Page:Joseph Reinach - Histoire de l’Affaire Dreyfus, Eugène Fasquelle, 1904, Tome 4.djvu/232

Le texte de cette page a été corrigé et est conforme au fac-similé.
228
HISTOIRE DE L’AFFAIRE DREYFUS

Ainsi, en quelques heures, se crevassait toute l’œuvre des faussaires et sous les plus hautes des sanctions, les sanctions morales, ce qui était conforme à la poétique de l’étonnante affaire.

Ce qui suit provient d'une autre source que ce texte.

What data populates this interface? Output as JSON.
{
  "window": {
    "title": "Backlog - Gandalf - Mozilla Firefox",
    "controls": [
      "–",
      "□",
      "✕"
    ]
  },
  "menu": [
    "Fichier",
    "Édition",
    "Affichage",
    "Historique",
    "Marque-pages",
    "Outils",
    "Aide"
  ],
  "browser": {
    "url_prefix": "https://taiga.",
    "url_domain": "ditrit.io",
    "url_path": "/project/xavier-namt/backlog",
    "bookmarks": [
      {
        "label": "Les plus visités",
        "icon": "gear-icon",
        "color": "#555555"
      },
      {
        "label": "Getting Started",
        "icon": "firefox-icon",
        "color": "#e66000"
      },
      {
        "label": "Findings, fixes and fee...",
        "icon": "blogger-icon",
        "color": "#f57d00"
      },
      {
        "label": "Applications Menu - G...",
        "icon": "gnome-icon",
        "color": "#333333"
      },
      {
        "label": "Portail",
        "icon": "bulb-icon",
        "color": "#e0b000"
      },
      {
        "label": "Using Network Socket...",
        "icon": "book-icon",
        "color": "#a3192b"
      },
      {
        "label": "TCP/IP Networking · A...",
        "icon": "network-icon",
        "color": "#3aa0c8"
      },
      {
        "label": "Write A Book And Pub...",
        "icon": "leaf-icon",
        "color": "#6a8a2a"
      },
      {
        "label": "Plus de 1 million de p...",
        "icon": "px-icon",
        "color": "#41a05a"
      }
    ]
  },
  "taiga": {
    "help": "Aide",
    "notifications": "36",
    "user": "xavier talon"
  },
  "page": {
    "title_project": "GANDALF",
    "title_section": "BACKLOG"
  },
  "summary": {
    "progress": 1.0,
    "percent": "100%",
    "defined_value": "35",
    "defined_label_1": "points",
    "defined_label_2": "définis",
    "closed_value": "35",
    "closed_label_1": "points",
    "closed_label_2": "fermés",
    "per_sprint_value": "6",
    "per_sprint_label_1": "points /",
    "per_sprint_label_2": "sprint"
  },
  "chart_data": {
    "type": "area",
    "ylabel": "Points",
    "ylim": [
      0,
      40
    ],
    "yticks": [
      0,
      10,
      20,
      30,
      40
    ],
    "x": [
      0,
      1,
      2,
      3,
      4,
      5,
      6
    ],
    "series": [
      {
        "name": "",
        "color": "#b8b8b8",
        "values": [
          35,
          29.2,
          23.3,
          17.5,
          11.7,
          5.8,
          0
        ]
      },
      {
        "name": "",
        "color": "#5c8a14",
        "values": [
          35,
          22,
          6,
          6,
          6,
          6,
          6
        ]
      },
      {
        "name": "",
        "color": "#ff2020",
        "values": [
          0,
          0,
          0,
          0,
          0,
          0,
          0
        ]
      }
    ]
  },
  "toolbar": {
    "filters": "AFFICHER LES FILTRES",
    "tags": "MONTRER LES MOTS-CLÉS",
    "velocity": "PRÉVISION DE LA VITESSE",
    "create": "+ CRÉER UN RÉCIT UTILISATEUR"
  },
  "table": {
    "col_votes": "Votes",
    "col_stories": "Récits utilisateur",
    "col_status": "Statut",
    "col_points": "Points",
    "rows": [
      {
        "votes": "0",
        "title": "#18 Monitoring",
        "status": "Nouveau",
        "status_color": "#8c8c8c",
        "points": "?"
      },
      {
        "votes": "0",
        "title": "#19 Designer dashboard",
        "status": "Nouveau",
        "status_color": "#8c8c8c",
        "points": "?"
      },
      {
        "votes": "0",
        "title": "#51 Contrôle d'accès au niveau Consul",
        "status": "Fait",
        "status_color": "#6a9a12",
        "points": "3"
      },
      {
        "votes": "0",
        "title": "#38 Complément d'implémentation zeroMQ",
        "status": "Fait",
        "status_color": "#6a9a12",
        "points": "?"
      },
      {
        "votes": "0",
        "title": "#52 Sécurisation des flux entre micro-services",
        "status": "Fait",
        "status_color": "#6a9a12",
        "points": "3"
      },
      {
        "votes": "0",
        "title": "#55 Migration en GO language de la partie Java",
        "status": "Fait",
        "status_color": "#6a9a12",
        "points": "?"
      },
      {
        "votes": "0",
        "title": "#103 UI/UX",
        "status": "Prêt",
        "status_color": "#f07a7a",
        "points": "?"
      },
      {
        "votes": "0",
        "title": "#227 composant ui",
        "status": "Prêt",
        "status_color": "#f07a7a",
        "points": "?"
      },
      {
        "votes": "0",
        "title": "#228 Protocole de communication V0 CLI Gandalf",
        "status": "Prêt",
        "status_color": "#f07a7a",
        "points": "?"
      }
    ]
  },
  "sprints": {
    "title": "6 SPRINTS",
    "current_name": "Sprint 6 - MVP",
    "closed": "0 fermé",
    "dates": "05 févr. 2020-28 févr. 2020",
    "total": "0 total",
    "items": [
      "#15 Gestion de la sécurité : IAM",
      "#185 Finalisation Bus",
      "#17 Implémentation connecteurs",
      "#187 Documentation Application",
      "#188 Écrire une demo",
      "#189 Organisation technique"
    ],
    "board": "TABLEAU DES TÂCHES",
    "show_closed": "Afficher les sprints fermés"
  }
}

Il n’y avait donc qu’à prendre l’offensive, à parler haut, surtout à agir vite, à ne pas commettre l’imprudence « d’imposer à la vérité un nouveau stage ». C’était le conseil des plus modérés, des convertis d’hier, et qui déjà ne ménageaient pas leurs avertissements aux ministres « hésitants et pusillanimes »[1]. Très peu d’actes eussent suffi, très simples, de la plus stricte légalité ou d’humanité : arrêter Esterhazy, — comme complice du faux d’Henry ou comme escroc, en raison de la plainte de Christian, — ouvrir à Picquart les portes de sa prison, abattre la palissade de Dreyfus[2], saisir la commission de revision.

Le débordement des grandes eaux eût tout emporté.

Brisson attendit, négocia.

II

C’était tout ce que demandaient pour l’instant les haïsseurs de vérité : chaque minute perdue par Brisson était gagnée pour eux, car le peuple en concluait

  1. Temps du 2 septembre 1898.
  2. C’est ce que Trarieux, demanda à Trouillot, ministre des Colonies : « Vous pouvez, tout en restant dans le respect de la loi, soulager des souffrances physiques et morales dont nous ne saurons bientôt comment effacer le souvenir. N’attendez pas d’y être contraint pour agir. Vous vous honorerez en accomplissant un acte de libre initiative » (2 septembre 1898). — Le régime de Dreyfus fut maintenu.